Riceviamo e pubblichiamo - Condivido pienamente quanto esposto dal capogruppo consiliare Massimiliano Graux. E' quanto afferma Cristian Terrevoli membro della consulta nazionale dei trasporti del Pdl.
L’aeroporto di Viterbo è e sarà l’alternativa a Ciampino.
Tutto questo non lo dico io ma è una conseguenza dell’ormai imminente ridimensionamento dell’aeroporto di Ciampino.
Va ricordato che Ciampino è divenuto uno scalo che ogni giorno movimenta centinaia di aeromobili ed è al centro di polemiche della compagnia lowcost Ryanair rispetto all'eventualità di trasferimento di attività altrove.
Il processo di chiusura di Ciampino è ben avviato e si stanno creando i presupposti per non danneggiare nessuna realtà coinvolta in tale situazione.
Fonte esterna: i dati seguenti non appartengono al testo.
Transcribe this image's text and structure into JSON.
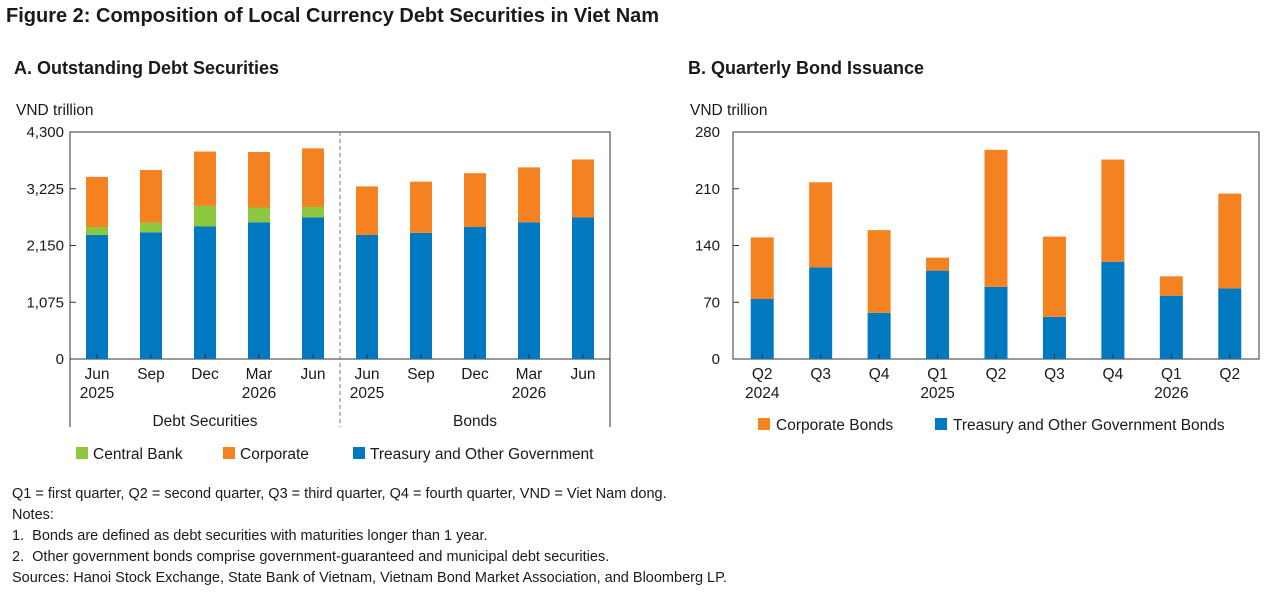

Va però specificato con chiarezza che il ridimensionamento sarà subordinato alla nascita del nuovo scalo di Viterbo.
Chi oggi dichiara, per precisi scopi elettorali di chiudere da subito Ciampino trasferendo il tutto a Fiumicino, si deve prendere la responsabilità delle conseguenze che si verrebbero a creare nello scalo del Leonardo Da Vinci.
Questo perchè, a supporto di una straordinaria variazione di traffico aereo ed alle straordinarie quantità di passeggeri e bagagli che verrebbero a transitare nell'immediato, non vi sono ancora al passo ampliamenti infrastrutturali dello scalo i quali sono stati già progettati ed illustrati giorni fa dalla società Aeroporti di Roma.
Mettiamoci poi il problema non meno grave dell'impatto acustico che subirebbe il territorio di Fiumicino già esposto a tale emergenza.
La creazione del nuovo scalo di Viterbo parte da un'attenta analisi fatta dal ministero dei Trasporti, da Enac e da riflessioni di esperti nel ramo del trasporto aereo. Tale considerazione probabilmente non incontra l’approvazione di Ryanair per il semplice fatto che utilizza lo scalo di Ciampino a sua immagine e somiglianza.
Dubito fortemente che il vettore possa sostituirsi ai nostri enti governativi facendo dichiarazioni che addirittura mettono in dubbio la nascita del nuovo scalo laziale.
Tuttavia, come esperto del settore, posso dichiarare che il nuovo scalo di Viterbo, se concepito con un adeguata rete di collegamento, risulterà la migliore alternativa all’ormai saturo aeroporto di Ciampino e consiglierei alla sinistra di fare propaganda politica con senso di resposabilità che si basa sul rispetto di tutti i cittadini e di tutti i territori.